Durgun Don - Cilt 1 Kitap Bilgileri


Yazar: Mihail Şolohov
Tahmini Okuma Süresi: 11 sa. 47 dk.
Sayfa Sayısı: 416
Basım Tarihi: 2018
İlk Yayın Tarihi: 1928
Yayınevi: Yordam Edebiyat
ISBN: 9786051722467
Ülke: Türkiye
Dil: Türkçe
Format: Karton kapak


Durgun Don - Cilt 1 Kitap Tanıtımı


Durgun Don, edebî dehası Tolstoy’la kıyaslanan Nobel ödüllü yazar Mihail Şolohov’un başyapıtıdır.

Ekim Devrimi’nde ve sonrasında yeni kurulan Sovyetler Birliği’nde iç savaş koşullarında yaşanan tarihsel olayları hikâye eden bu epik roman, büyük Rus roman geleneğinin 20. yüzyıldaki doruklarından biridir.

Büyük yıkım ve yoksunlukların ortasında insanlığa umut saçan yeni ve eşitlikçi bir sistemin kuruluşunu, sadece tarih, siyaset ve teori kitaplarından değil, Şolohov gibi usta bir yazarın canlandırdığı karakterlerle ve edebî anlatımın eşsiz keyfiyle öğrenmek isteyenler için de müthiş bir kaynaktır.

Bu büyük eser Türkçeye, üç çevirmenimizin ortak ve yoğun emeğinin bir ürünü olarak kazandırıldı. Mete Ergin ve Gani Yener’in birlikte yaptığı çeviriyi Hasan Âli Ediz Rusça aslıyla karşılaştırdı. Okurlar, Rus halk edebiyatı ile Rus klasik edebiyatını kaynaştıran Şolohov’un parlak edebî biçemini bu titiz çeviriden zevkle takip edecekler...

• • •

“Demek savaşa gidiyorsunuz askerler?”

“Evet dede, savaşa gidiyoruz.”

“Türk Savaşına benzemeyecek bu galiba, hiç sanmıyorum benzeyeceğini. Şimdiki silahlar başka!”

“Hepsi bir. Hepsi de aynı bokun soyu. O zamanki silahlar nasıl adam öldürdüyse, bu seferkiler de öldürecek.”

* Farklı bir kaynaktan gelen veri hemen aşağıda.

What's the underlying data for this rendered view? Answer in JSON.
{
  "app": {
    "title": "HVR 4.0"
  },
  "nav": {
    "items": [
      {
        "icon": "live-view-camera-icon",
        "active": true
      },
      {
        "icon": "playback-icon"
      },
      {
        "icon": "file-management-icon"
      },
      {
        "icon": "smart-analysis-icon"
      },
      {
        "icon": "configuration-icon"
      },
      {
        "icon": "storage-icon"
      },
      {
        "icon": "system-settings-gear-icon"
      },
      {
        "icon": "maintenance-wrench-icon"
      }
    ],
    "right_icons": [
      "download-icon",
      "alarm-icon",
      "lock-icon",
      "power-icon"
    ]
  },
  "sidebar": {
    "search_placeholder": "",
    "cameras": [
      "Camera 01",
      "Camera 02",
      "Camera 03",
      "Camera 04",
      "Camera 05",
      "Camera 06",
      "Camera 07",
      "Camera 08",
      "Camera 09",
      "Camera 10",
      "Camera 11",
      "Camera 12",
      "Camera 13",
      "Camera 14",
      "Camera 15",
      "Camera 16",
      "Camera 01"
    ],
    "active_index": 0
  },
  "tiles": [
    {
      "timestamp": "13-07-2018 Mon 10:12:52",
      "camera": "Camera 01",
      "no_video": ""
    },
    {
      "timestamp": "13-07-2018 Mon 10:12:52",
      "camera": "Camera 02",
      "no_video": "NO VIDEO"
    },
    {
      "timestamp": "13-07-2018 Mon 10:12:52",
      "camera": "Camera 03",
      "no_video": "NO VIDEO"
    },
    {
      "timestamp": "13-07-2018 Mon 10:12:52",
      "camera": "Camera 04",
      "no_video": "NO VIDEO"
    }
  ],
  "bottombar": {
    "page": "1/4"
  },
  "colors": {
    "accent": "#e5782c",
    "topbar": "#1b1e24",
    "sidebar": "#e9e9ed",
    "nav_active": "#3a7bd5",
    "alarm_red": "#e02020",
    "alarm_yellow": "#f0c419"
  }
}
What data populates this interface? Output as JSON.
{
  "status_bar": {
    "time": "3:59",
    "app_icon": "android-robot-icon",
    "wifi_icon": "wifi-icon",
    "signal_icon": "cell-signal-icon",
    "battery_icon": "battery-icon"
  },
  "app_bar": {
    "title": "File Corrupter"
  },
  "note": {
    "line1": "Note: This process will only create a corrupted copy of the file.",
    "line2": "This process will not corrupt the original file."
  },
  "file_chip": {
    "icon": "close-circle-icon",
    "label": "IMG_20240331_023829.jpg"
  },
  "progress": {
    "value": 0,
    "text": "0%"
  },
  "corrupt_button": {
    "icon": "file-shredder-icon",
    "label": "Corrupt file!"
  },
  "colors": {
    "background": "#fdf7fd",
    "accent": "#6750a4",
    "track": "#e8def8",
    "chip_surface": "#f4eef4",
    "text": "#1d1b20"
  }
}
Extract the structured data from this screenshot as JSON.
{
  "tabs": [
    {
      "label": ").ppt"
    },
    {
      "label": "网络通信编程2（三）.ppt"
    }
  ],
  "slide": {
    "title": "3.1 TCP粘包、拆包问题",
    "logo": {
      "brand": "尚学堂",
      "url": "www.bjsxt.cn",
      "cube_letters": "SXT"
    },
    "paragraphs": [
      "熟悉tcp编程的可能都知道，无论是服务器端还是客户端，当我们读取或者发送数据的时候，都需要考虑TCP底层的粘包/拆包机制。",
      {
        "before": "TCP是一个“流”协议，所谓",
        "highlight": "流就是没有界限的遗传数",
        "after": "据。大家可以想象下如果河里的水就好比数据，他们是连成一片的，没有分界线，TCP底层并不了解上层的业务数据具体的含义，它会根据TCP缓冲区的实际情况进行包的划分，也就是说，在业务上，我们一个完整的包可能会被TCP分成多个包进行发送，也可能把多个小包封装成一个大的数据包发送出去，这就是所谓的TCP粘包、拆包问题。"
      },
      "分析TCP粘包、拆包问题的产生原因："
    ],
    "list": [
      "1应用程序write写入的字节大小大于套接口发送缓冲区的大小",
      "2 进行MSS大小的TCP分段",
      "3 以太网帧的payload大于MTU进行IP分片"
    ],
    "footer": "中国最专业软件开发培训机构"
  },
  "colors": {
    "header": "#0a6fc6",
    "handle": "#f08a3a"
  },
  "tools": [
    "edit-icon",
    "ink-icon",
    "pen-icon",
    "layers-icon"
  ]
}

Durgun Don - Cilt 1 Kitaptan Alıntılar


1. "Yaşam, yazılı olmayan yasalarını ister istemez insanoğluna kabul ettirir."




2. "...bütün ulusların... hükümetleri halk ve köylü hükümeti olunca savaşmak için bir neden kalır mı ortada? Sınırlar yok, nefret yok! Bütün dünyanın üzerinde bir tek mutlu yaşam."




3. "Aziz bir misafiri bekler gibi bekliyorum ölümü."




4. "Doğru yolu bırakma, babanı dinle."




5. "Aşk ihtiyarlar, vücutt da soğur."




6. "Ama kalbimde hiçbir duygu yok. Bomboş kalbim. Bu gece bozkır nasıl boşsa öylesine boş."




7. "Bela geldi mi, hiçbir vakit tek başına gelmez."




8. "Gereksiz yere hayvanları öldürmek günahtır ama, insan mı,... İnsan dediğin ne, murdar yaratık! Yeryüzünün zıkkımı. Zehirli mantardan farksız..."




9. "***
Koca dediğin sülük değildir, ama yine de insanın kanını kurutur.
***"




10. "Herkesi memnun edemezsin ki!"




11. "...Kapkara gözlerinin yaban boşluğuna bakardı, hiç utançsız,meydan okurcasına..."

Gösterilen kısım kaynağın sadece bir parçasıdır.